Does this make the institution evil or me naïve? (I certainly was less experienced, but I already knew sustainability was an issue.) I would say “neither.” Sustaining a program under these conditions or those of the Suder Foundation grants, requires recognizing a few realities.
- Academic/health institutions expect to get grant money. They are good at doing grant-funded projects, faculty and staff can “sell” time to new projects in a very flexible way, unlike in most companies where existing staff are dedicated to on-going functions. Senior administrators sign-off on many, many such grants each year, rarely with serious consideration of what they are agreeing to.
- However, on-going functions, such as standard health care practices or standing scholarship funds are controlled by other stakeholders, separate from the grant-seeking/grant-management leaders. This is part of what gives institutions flexibility –they insulate core activities as much as possible from the vagaries of grant funding.
It is not unreasonable, despite commentary to the contrary, to expect an institution to change the way it spends its own money depending upon the results of a grant funded project, it is just very complicated. Despite being within one institution, you essentially face the same problem of using evidence to encourage a program adoption without a grant when you want to achieve such “sustainability.” And, if at the end of the day, there simply aren’t enough shiftable resources to maintain the program, it won’t be sustained. A good business analysis and plan at the outset might be helpful, but should philanthropic dollars only go to those activities where someone else will be willing to pay down the road?

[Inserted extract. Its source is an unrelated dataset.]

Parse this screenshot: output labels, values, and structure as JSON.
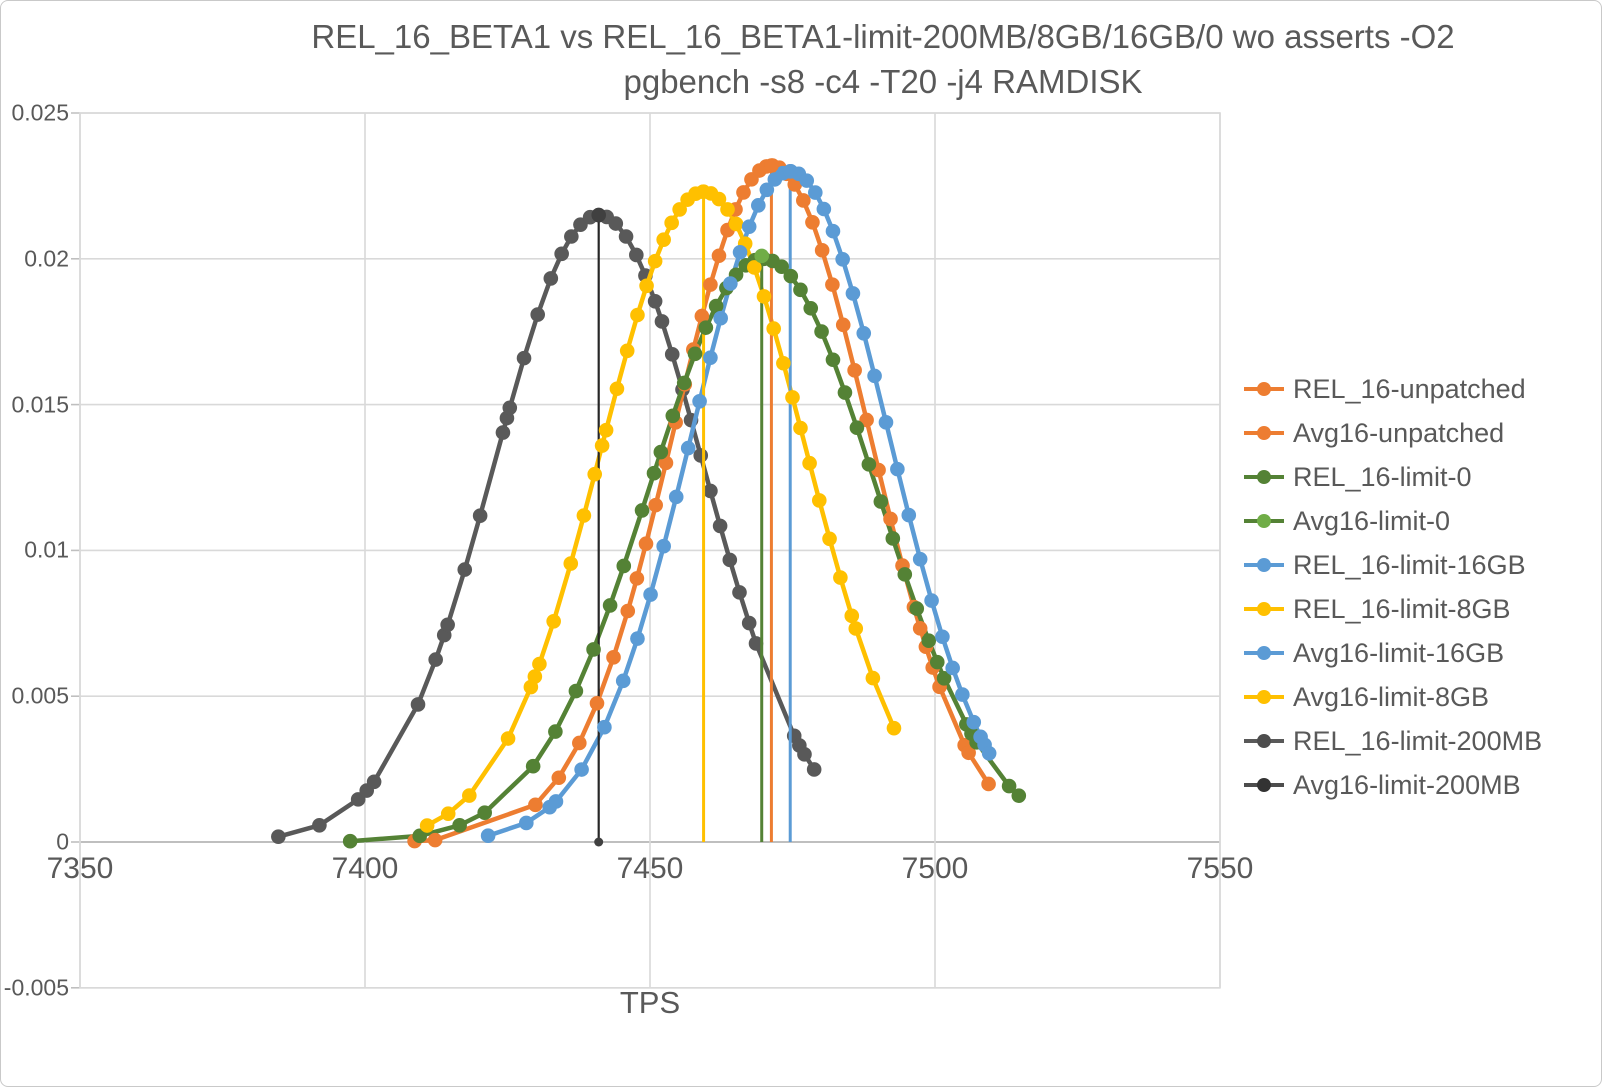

 The early days of philanthropy are sometimes thought be a golden era where better solutions to social problems were relatively easily taken up by government (e.g., painted road dividing lines and the 911 emergency system, both started as philanthropic efforts but are now sustained by tax dollars). However, I’m sure it never was easy then and it does still happen now on occasion. See http://www.jhartfound.org/blog/philanthropy-1-0-still-building-better-mousetraps/.
 This was then to lead to the Third Phase, a National Network of operating “franchised” sites that would do program research, quality assurance, etc. – but again without the actual dollar flow of a franchise operation – another financial metaphor overextension.